Deep focus work was becoming easier and easier. What used to take hours of grounding, centering, gathering power, and finally casting the spell, I could now do in minutes. Tasting rain, I sent my intention into the small flannel bag, filling its contents with power. My safe from harm spell, now supercharged and stronger than ever.
I returned to awareness. Ray stood in the doorway to the master bath, holding a towel around his waist. I shook my head, embarrassed, and stood. “This has to stop happening.” I returned the mojo hand to the dresser.
“What’s that?”
“Catching you in a towel.” I turned to leave the bedroom.
“There was a time when you liked me in even less.”
I would not look back. I would not look back. No, I absolutely would not. “Hurry up and get dressed. I need some food.”
“Daniel told me.”
I froze in the doorway, one foot in the hall. “Told you what?”

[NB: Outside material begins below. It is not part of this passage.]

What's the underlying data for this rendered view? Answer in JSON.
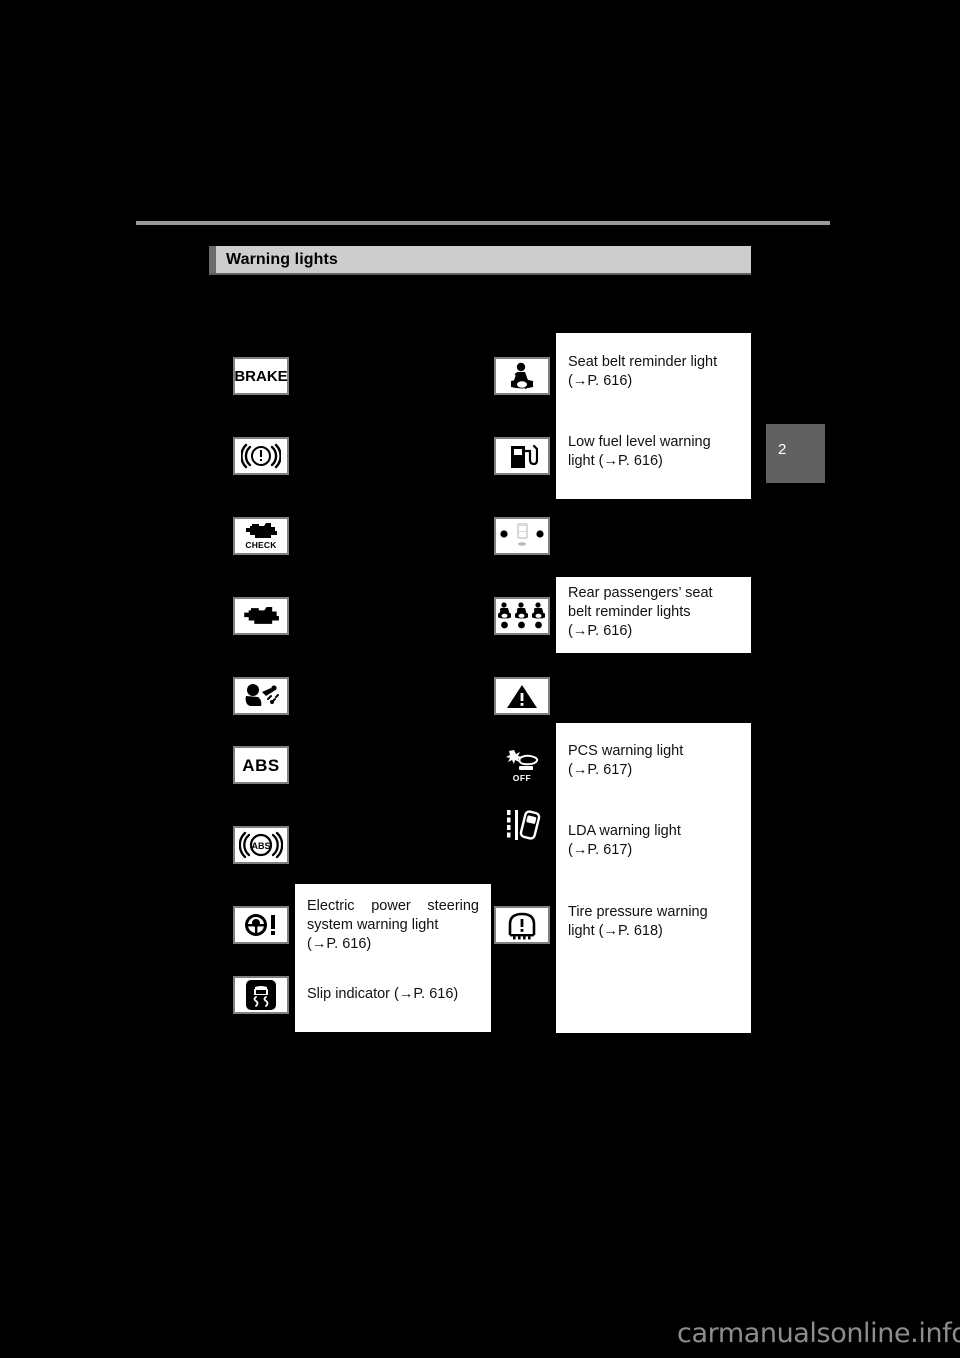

“That you broke up with the guy you were seeing.”
I whirled to face him. “That disloyal rat bastard! He had no right to tell you.”
Ray had come half way across the room when my back was to him. “Why is it a secret? Is there some reason you didn’t want me to know?”
“I don’t want to talk about it.”
“You never do. About anything. Go on.” He waved toward the hall. “I need to get dressed. The hell if I’m gonna be naked in front of someone who can’t have an adult conversation.” Storm clouds darkened his face, his eyes a deep twilight blue.